Mundo pós-crise vai exigir profissionais e empresas mais proativos

Mundo pós-crise vai exigir profissionais e empresas mais proativos

O mundo não será mais o mesmo depois da pandemia da Covid-19. Especialistas dizem, inclusive, que este acontecimento histórico é um grande marco do século XXI, pois ele mudará a dinâmica do mundo contemporâneo. Mas será que todos estão preparados para o “novo normal” que virá a seguir? Na live que o Conselho Federal de Administração (CFA) realizou na tarde desta segunda-feira, 4, a vice-diretora de Desenvolvimento Institucional do CFA, Aline Mendonça, respondeu essa e outras questões.

A conselheira federal conversou com a jornalista Elisa Ventura sobre “A pandemia e o desafio de se reinventar”. Segundo a administradora, o novo coronavírus ultrapassou todas as barreiras econômicas, sociais, culturais. “Desconheço uma crise com tantos efeitos quanto essa”, disse.

Hoje, o que pesa é o clima de incertezas. Aline comentou que, para que possam tomar decisões, gestores precisam de dados. Mas o mundo ainda não tem muitas informações sobre a Covid-19 e os empresários não sabem se investem no negócio, se contratam ou se dispensam funcionários. “A única certeza que temos é: devemos atuar nesse cenário”, disparou a conselheira.
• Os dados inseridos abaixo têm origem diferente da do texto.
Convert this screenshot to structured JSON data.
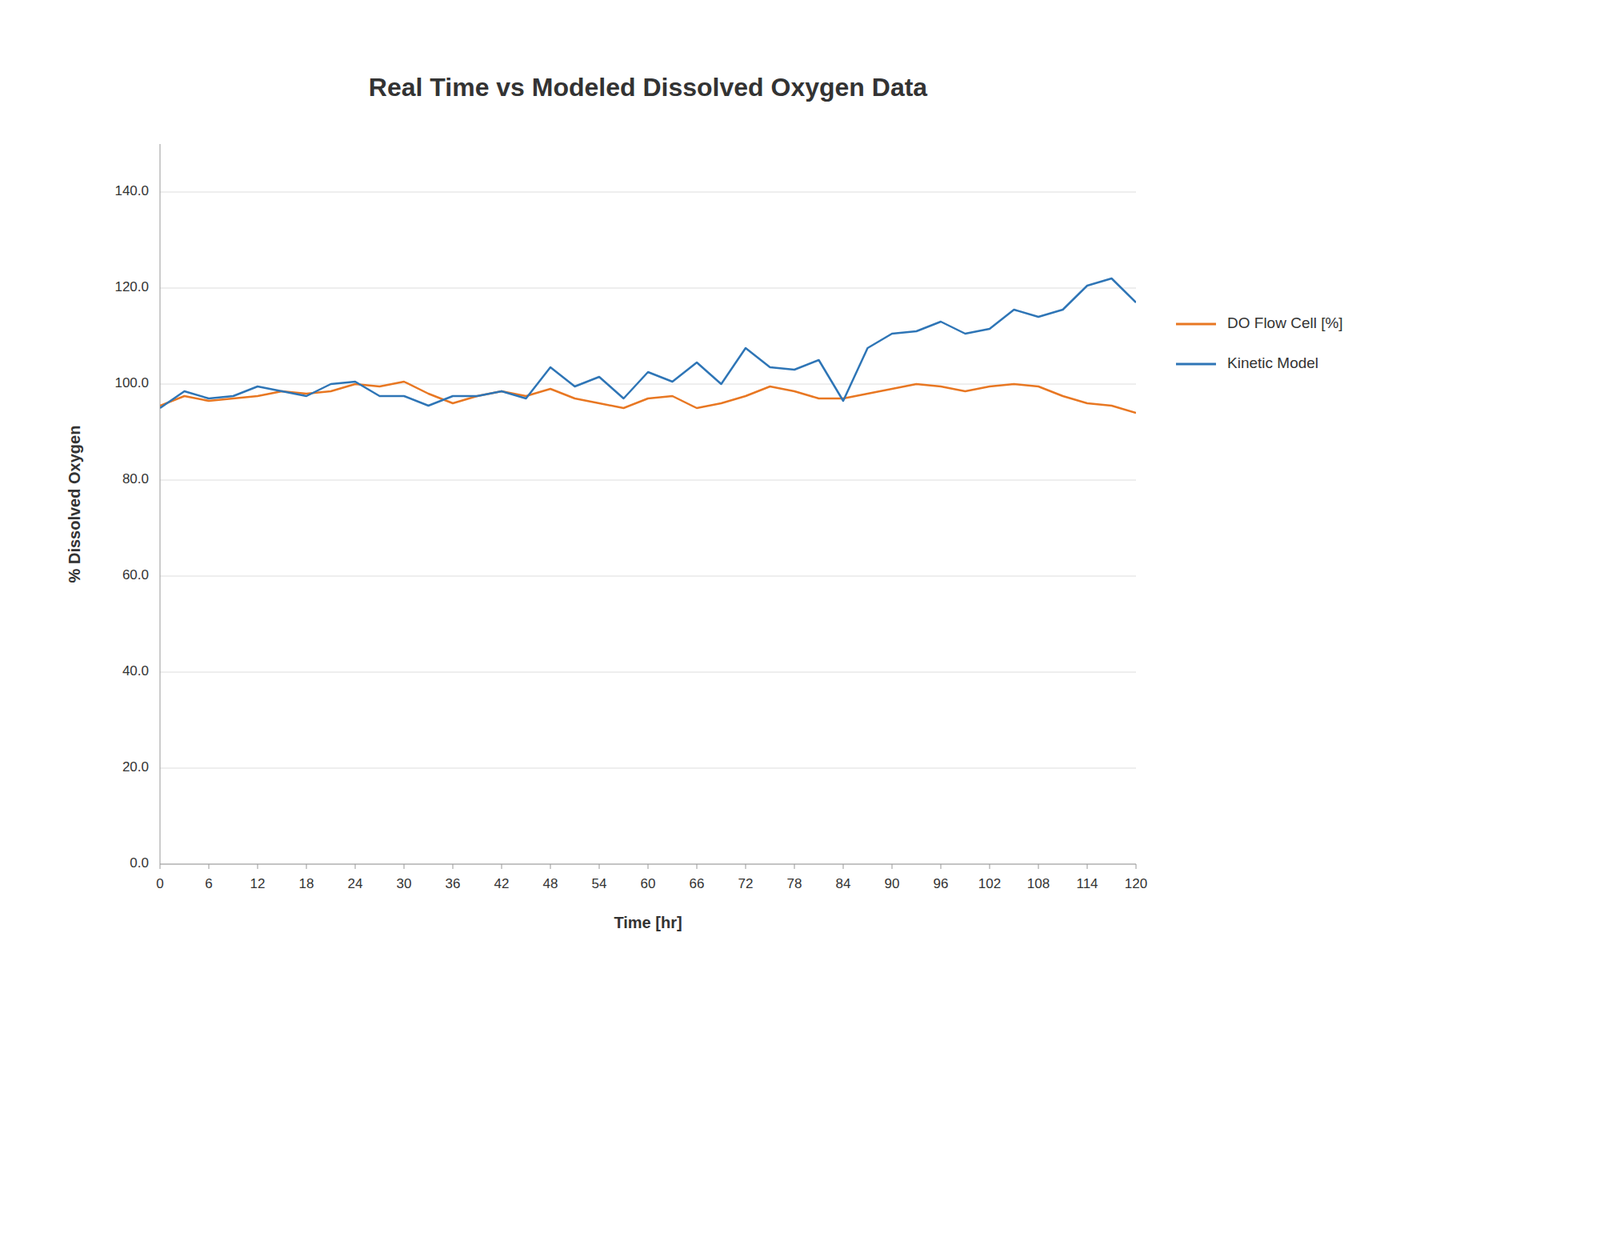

Aline aproveitou para citar uma pesquisa que ela fez em 2013. O estudo analisou a inovação em empresas longevas – aquelas que, na época, tinham mais de cinco anos de existência. Das 144 empresas entrevistadas, a boa parte delas viveram alguma crise e foram capazes de sobreviver com criatividade. “A tecnologia nos apresenta como a grande solução”, afirmou.

O mesmo acontece em meio a pandemia do novo coronavírus. Aquelas empresas que, há cinco ou dez anos atrás, não investiram em tecnologia, tiveram problemas para se adaptarem às pressas a nova realidade. Contudo, não basta tecnologia. “ Preciso ter pessoas capacitadas com formação adequada para usar essas ferramentas”, lembrou a administradora.

Reclamar ou ser proativo?

Com relação aos negócios, Aline lembrou que não existe mais fronteiras. Hoje, o cliente pode comprar qualquer coisa, de qualquer lugar do mundo e receberá o produto em casa. “A inovação vem para solucionar o problema do consumidor”, ressalta, lembrando que, na pesquisa que realizou, a maioria dos empresários reconheceram a importância da tecnologia para inovar nas empresas.

Para se reinventar, Aline aconselha o empresário a fazer um diagnóstico profissional do negócio. A chamada análise SWOT que, segundo ela, vai ajudar o empreendedor a “sair do achismo e partir para análise profissional”.

Mas não é só o negócio que precisa se reinventar. Os profissionais precisam, também, buscar de adaptar aos novos tempos. “Eu tenho que continuar trabalhando, mas estou com uma série de problemas. Preciso ser capaz de perceber essas fraquezas,seja como profissional ou como empresa”, avisou.

Outro ponto: é preciso estabelecer prioridades. “Vou ficar em casa reclamando ou vou ser proativo?”, questiona a conselheira do CFA. Para superar a crise, ela aconselha: “Aproveite o momento para se atualizar, fazer cursos on line. No caso das empresas, tem muitas consultorias disponíveis online”, disse.

Para finalizar, ela explicou que habilidades como resiliência e inteligência emocional farão a grande diferença nesse crise. “Não basta conhecimento técnico. Isso é básico. Preciso, hoje, ter equilíbrio emocional e ser capaz de me reinventar”, justificou Aline.

Com relação às empresas, aquelas com gestão profissional, empatia e senso de responsabilidade social são as que estarão mais em evidência. Aline também falou do futuro do home office e disse que essa será uma realidade em muitas empresas, mesmo após a pandemia.